You use the unique powers of each to take over various other organizations, represented by playing cards, ranging from the Pentagon, the CIA, Orbital Mind Control Lasers, the Trekkies, the Porn Industry, the Televangelists, the Republicans, the Democrats, California, New York City, the Boy Scouts and so on.

Each conspiracy must meet a different requirement to win the game, while players are encouraged to game up on one another to keep one side from winning. Illuminati is awesome. Later editions included Illuminati: New World Order and expansions like Brainwash, Y2K and Bavarian Fire Drill.

Risk Board Game

Risk was designed in the middle of the 20th Century and was the original game of world domination. Most of us played Risk at least once as a kid. Risk continues to put out new versions, with a retro version of the old game coming out in 2009. Other editions of Risk included Castle Risk, Edition Napoleon, Risk 2210 A.D., Godstorm (where pantheons get involved), Black Ops (I think later called Reinvention or Risk Factor).

There were also versions of Risk played out in fictional universes, such as Middle Earth (The Lord of the Rings), Star Wars: Clone Wars Edition, Star Wars: Original Trilogy Edition, Narnia, The Transformers Edition and Halo Wars Collector’s Edition.

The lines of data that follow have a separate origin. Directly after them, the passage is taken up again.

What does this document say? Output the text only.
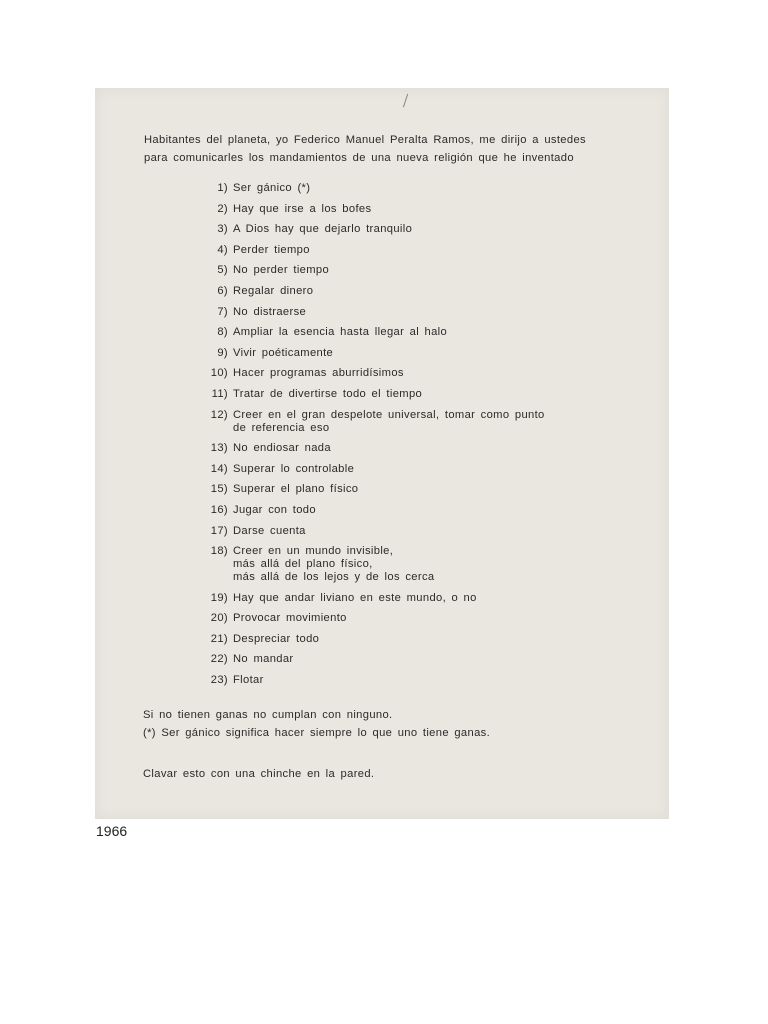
Habitantes del planeta, yo Federico Manuel Peralta Ramos, me dirijo a ustedes
para comunicarles los mandamientos de una nueva religión que he inventado

1) Ser gánico (*)
2) Hay que irse a los bofes
3) A Dios hay que dejarlo tranquilo
4) Perder tiempo
5) No perder tiempo
6) Regalar dinero
7) No distraerse
8) Ampliar la esencia hasta llegar al halo
9) Vivir poéticamente
10) Hacer programas aburridísimos
11) Tratar de divertirse todo el tiempo
12) Creer en el gran despelote universal, tomar como punto
de referencia eso
13) No endiosar nada
14) Superar lo controlable
15) Superar el plano físico
16) Jugar con todo
17) Darse cuenta
18) Creer en un mundo invisible,
más allá del plano físico,
más allá de los lejos y de los cerca
19) Hay que andar liviano en este mundo, o no
20) Provocar movimiento
21) Despreciar todo
22) No mandar
23) Flotar

Si no tienen ganas no cumplan con ninguno.
(*) Ser gánico significa hacer siempre lo que uno tiene ganas.

Clavar esto con una chinche en la pared.

1966
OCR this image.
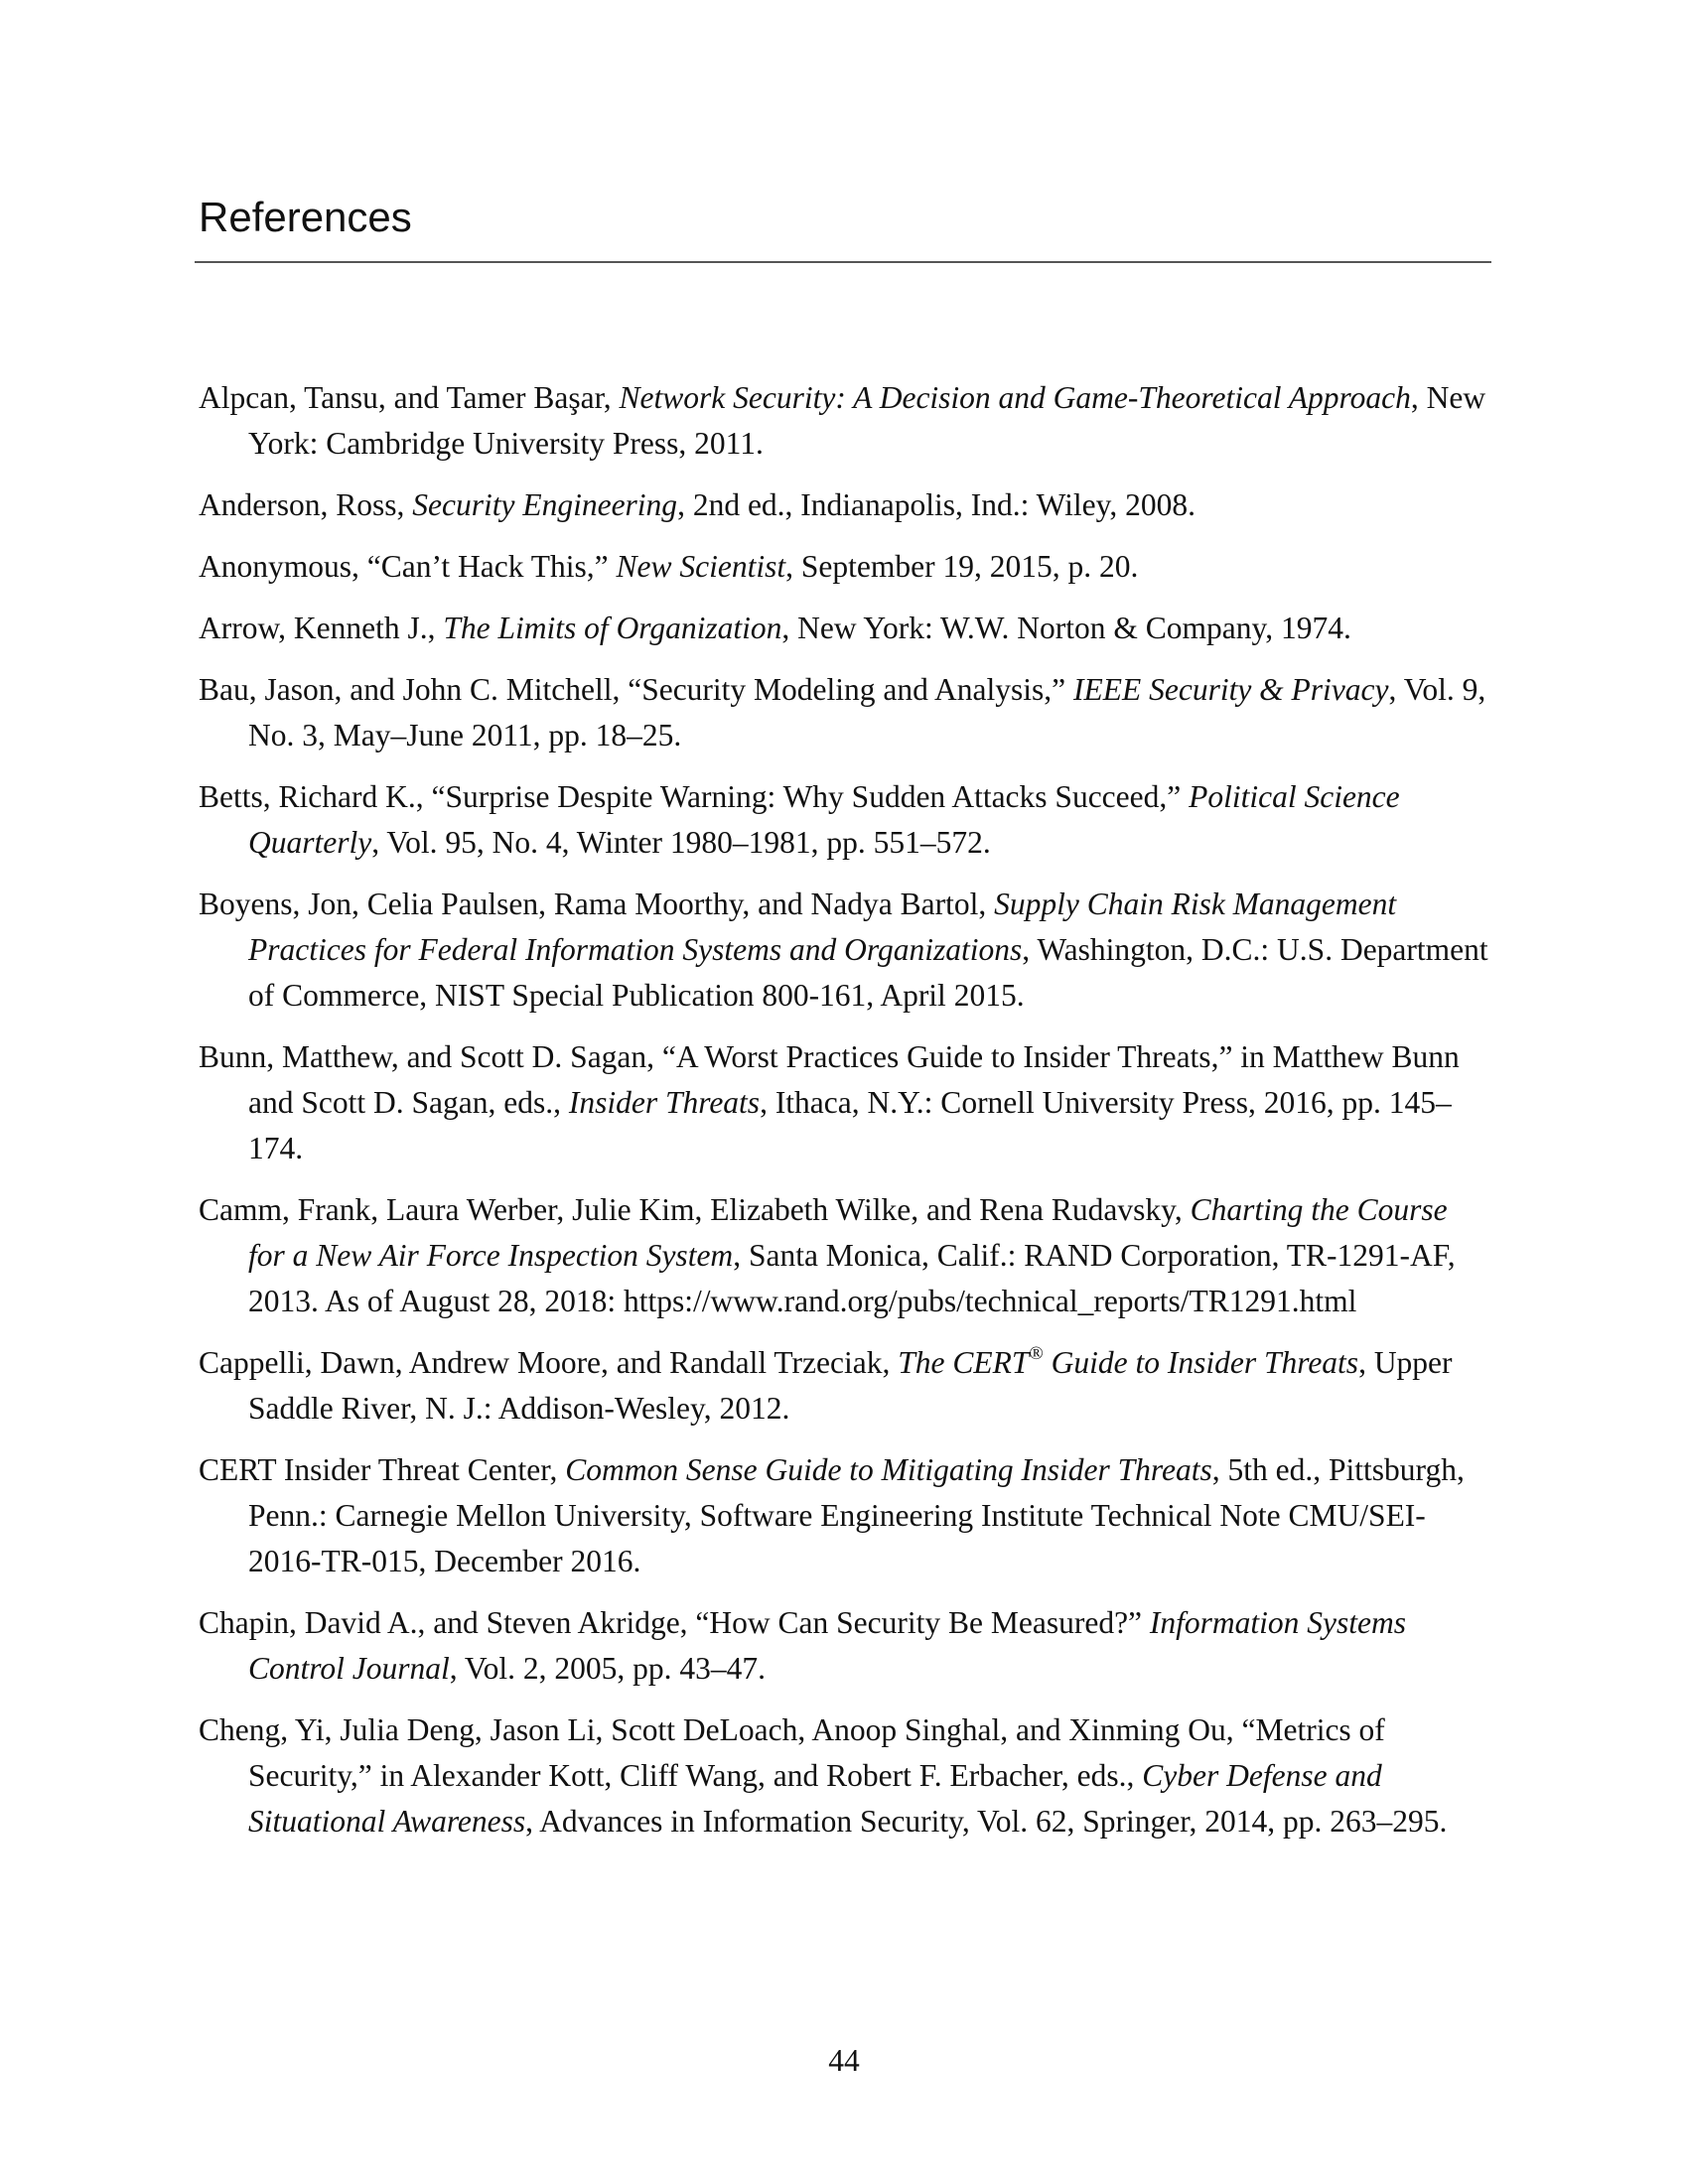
References
Alpcan, Tansu, and Tamer Başar, Network Security: A Decision and Game-Theoretical Approach, New York: Cambridge University Press, 2011.
Anderson, Ross, Security Engineering, 2nd ed., Indianapolis, Ind.: Wiley, 2008.
Anonymous, “Can’t Hack This,” New Scientist, September 19, 2015, p. 20.
Arrow, Kenneth J., The Limits of Organization, New York: W.W. Norton & Company, 1974.
Bau, Jason, and John C. Mitchell, “Security Modeling and Analysis,” IEEE Security & Privacy, Vol. 9, No. 3, May–June 2011, pp. 18–25.
Betts, Richard K., “Surprise Despite Warning: Why Sudden Attacks Succeed,” Political Science Quarterly, Vol. 95, No. 4, Winter 1980–1981, pp. 551–572.
Boyens, Jon, Celia Paulsen, Rama Moorthy, and Nadya Bartol, Supply Chain Risk Management Practices for Federal Information Systems and Organizations, Washington, D.C.: U.S. Department of Commerce, NIST Special Publication 800-161, April 2015.
Bunn, Matthew, and Scott D. Sagan, “A Worst Practices Guide to Insider Threats,” in Matthew Bunn and Scott D. Sagan, eds., Insider Threats, Ithaca, N.Y.: Cornell University Press, 2016, pp. 145–174.
Camm, Frank, Laura Werber, Julie Kim, Elizabeth Wilke, and Rena Rudavsky, Charting the Course for a New Air Force Inspection System, Santa Monica, Calif.: RAND Corporation, TR-1291-AF, 2013. As of August 28, 2018: https://www.rand.org/pubs/technical_reports/TR1291.html
Cappelli, Dawn, Andrew Moore, and Randall Trzeciak, The CERT® Guide to Insider Threats, Upper Saddle River, N. J.: Addison-Wesley, 2012.
CERT Insider Threat Center, Common Sense Guide to Mitigating Insider Threats, 5th ed., Pittsburgh, Penn.: Carnegie Mellon University, Software Engineering Institute Technical Note CMU/SEI-2016-TR-015, December 2016.
Chapin, David A., and Steven Akridge, “How Can Security Be Measured?” Information Systems Control Journal, Vol. 2, 2005, pp. 43–47.
Cheng, Yi, Julia Deng, Jason Li, Scott DeLoach, Anoop Singhal, and Xinming Ou, “Metrics of Security,” in Alexander Kott, Cliff Wang, and Robert F. Erbacher, eds., Cyber Defense and Situational Awareness, Advances in Information Security, Vol. 62, Springer, 2014, pp. 263–295.
44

Each game had its own set of rules, but the original game is still a lot of fun to play, as is.

Axis & Allies

Axis & Allies is a more elaborate version of Risk, with players taking on the role of powers during World War II. Created in 1981 by Avalon Hill and reissued by Milton Bradley in 1984, this game, which was actually older than either of those release dates, was a staple of my childhood.

Later additions to the A&A canon included Axis & Allies: Europe, Axis & Allies: Pacific Theater, Axis & Allies: 1942 and Axis & Allies: 50th Anniversary Edition (50th anniversary of Avalon Hill, I believe). I think there may have been other board games based on D-Day, the Battle of the Bulge and Guadalcanal, too.

Where the units in Risk were all the same, the big difference in Axis & Allies was you had infrantry, tanks, fighters, bombers, navies and the like. You got money for the territories you overran and could choose to use them to buy more units or research secret weapons. Unfortunately, no atom bomb was available. You would have to play Supremacy, another great strategy game of my childhood, to get that option. After nearly 30 years of gameplay, Axis & Allies is still popular and you’ll find it in stores even oday.

Diplomacy

Diplomacy is based more on diplomatic skill and social interaction than army building or strategy. You’ll definitely need to employ a strategy, but how you execute that strategy and your skills at alliance building overshadow the armies.

Backstabbing and conniving are a big part and when you betray your ally often determines who wins, so the game does a great job of making each round and each decision seem to be about the life and death of your nation-state, which are the great powers of Europe in 1900: France, Germany, Russia, Austria-Hungary, Italy, Turkey and Great Britain.

The twist is that you spend 15 minutes between each round trying to convince the other players to work with you and not against you, then all write down orders for your armies in secret, to be revealed all at the same time. Brilliant.

Warhammer

Warhammer is a wargame set in a fictional world with elves, dwarves, orcs, undead and armies of Chaos. You decide to build armies based on one of those concepts, along with human armies of the Imperium. Warhammer has been around decades, inspiring a first rate RPG and a sequel called Warhammer 40,000, set in deep space.

Warhammer 40,000 is a great wargame, too, because the elves, dwarves and orcs become space marines and so on. Warhammer is an expensive game, because of all the cool miniatures, but it’s great fun.

Puerto Rico

Imagine yourself to be a developer on the island of Puerto Rico, just the same as all the other players in the game. Then imagine your are trying to build mercantile interests, produce goods, trade them on the open market. Puerto Rico is one of the highest rated board games on one or two of the biggest online game sites. There is a card game version named San Juan which is also pretty good, too, though not as good as the board game.